Nenhuma hipocrisia? Nada de falso heroismo e desprendimento? Pois bem: em minha
opinião (que, afinal, não contava no frigir dos ovos) a gestação tubária,
teratogênica, daquelas crianças deveria ter sido interrompida quando do
primeiro ultrassom, mas quem sou eu, o que é que eu sei das coisas? Eu não sou
e nem era santo, não posso e nem podia interferir na evolução dos
acontecimentos...
01,
01:30h da madrugada, chamo o plantonista; a criança pós-operada, apesar de
entubada, está lutando contra o respirador 'bird' e, além do mais, está febril,
39ºC...
-
(Médico)...essa febre é do SNC, condição neurológica, não há muito o que fazer.

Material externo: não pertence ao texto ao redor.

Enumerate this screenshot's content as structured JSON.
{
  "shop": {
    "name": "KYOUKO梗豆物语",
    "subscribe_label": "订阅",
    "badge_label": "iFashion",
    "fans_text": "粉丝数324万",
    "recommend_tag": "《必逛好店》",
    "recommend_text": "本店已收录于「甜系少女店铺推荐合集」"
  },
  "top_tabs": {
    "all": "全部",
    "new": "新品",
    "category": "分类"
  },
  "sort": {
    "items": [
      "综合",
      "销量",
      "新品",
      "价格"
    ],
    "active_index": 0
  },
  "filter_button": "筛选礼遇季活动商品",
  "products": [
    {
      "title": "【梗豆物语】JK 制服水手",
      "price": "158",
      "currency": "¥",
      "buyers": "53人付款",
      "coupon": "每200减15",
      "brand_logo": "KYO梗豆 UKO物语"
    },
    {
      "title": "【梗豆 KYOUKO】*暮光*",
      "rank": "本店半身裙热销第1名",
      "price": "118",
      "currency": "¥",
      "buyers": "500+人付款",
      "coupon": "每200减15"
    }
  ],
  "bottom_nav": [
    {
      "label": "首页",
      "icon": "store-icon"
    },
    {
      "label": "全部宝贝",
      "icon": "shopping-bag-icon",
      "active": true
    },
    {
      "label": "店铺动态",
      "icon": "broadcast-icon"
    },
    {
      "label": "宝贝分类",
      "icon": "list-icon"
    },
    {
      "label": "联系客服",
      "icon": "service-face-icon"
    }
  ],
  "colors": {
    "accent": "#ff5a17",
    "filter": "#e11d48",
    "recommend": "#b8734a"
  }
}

Vou acertar o ritmo do respirador e vamos fazer um X de tórax prá ver como
estão os pulmõezinhos e, só depois, tomar conduta...
- Vou
chamar o pessoal da gasoterapia; não dá prá desconectar do bird...
- É
mesmo!...chama, chama..., diz que é urgência, caso importante..., vou preencher
a requisição...
Como
ninguém atendia ao telefone da gaso, desci aos infernos dos subterrâneos do HC
para ver o que estava acontecendo e deixei o médico e as enfermeiras procurando
acertar o ritmo e as misturas gasosas do bird, situação crítica!
Quando
voltei para a clínica com os técnicos e o respirador portátil, pelo menos uma
parte de nossos problemas começaram a ser resolvidos e conseguimos começar a
descer para a radiologia. Não podíamos ficar muito tempo fora de um ambiente
controlado, claro e nem pedir que um técnico em raio X subisse para a Neuro com
um equipamento portátil. O tempo era importante!; no entanto, já no elevador, a
criança começou a convulsionar...:
- Essa
criança está parando! Está parando! Vai parar com a gente... Vamos descer no
PS... Precisamos espaço...
Saimos
para o corredor do PS com a criança parada... Começamos a tentar a
ressuscitação massageando seu peito com a ponta de dois dedos.
Formou-se
um circulo em torno do berço.
Algumas
colegas começaram a rezar em voz alta, enquanto outras pediam que chamassem o
capelão, outras choravam...
Um
professor do PS foi chamado e chegou assumindo os procedimentos:
- 'Tá
bom, 'tá bom...já fizeram sua parte, já chega!já chega! É muito sofrimento,
chega!...chega! Vamos deixar a natureza seguir seu cuso... eu assumo daqui...
**********
Estou
olhando para a escuridão; acendo cigarro após cigarro...
Finalmente
amanhece. O ambiente na ala norte está alegre e triste ao mesmo tempo, se é que
me entendem.
Fim de um
sofrimento.
Das
meninas e nosso, nós profissionais...
Passamos
o plantão para o grupo que entrava.
Procissão
pelo corredor.
Leito
"fechado" na Neuropediatria.
11:00h da
manhã, tomo um banho demorado e começo a me preparar para pegar plantão no
Hospital Iguatemi. Faço um lanche/almoço rápido. A Odete já está trabalhando em
seu Salão de Cabeleireiro que está com algumas clientes. Uma delas, ao me ver,
sorri:
- Eh,
'seu' Ignacio... Tenho inveja do senhor... Trabalho leve, um curativo aqui, uma
injeçãozinha ali, roupa branca... vocês ficam tão bonitos de branco... se eu
fosse enfermeira iria trabalhar com criança... adoro crianças...
- Que
bom, que bom...porque você não faz o curso?... serviço não falta... bem, 'tou
indo... até logo, senhoras... tchau Odete!
- Vai com
Deus...
- Amem!
Por Joaquim Ignacio de
Souza Netto
4 comentários:
Caramba, Ignácio!
Já houve tempo, há muito tempo, em que eu pensava exatamente como essa senhora, cliente da sua esposa. Hoje, não! Por conta de ter sido "lançado" de cabeça nos cuidados com meus pais, acabei me acostumando a hospitais e cuidados em casa, onde aprendi que a "vida dos enfermeiros" não é cheia de glamur como fazem crer as roupas brancas, mas repleta de trabalho, suspense, preocupações, responsabilidade e sensibilidade.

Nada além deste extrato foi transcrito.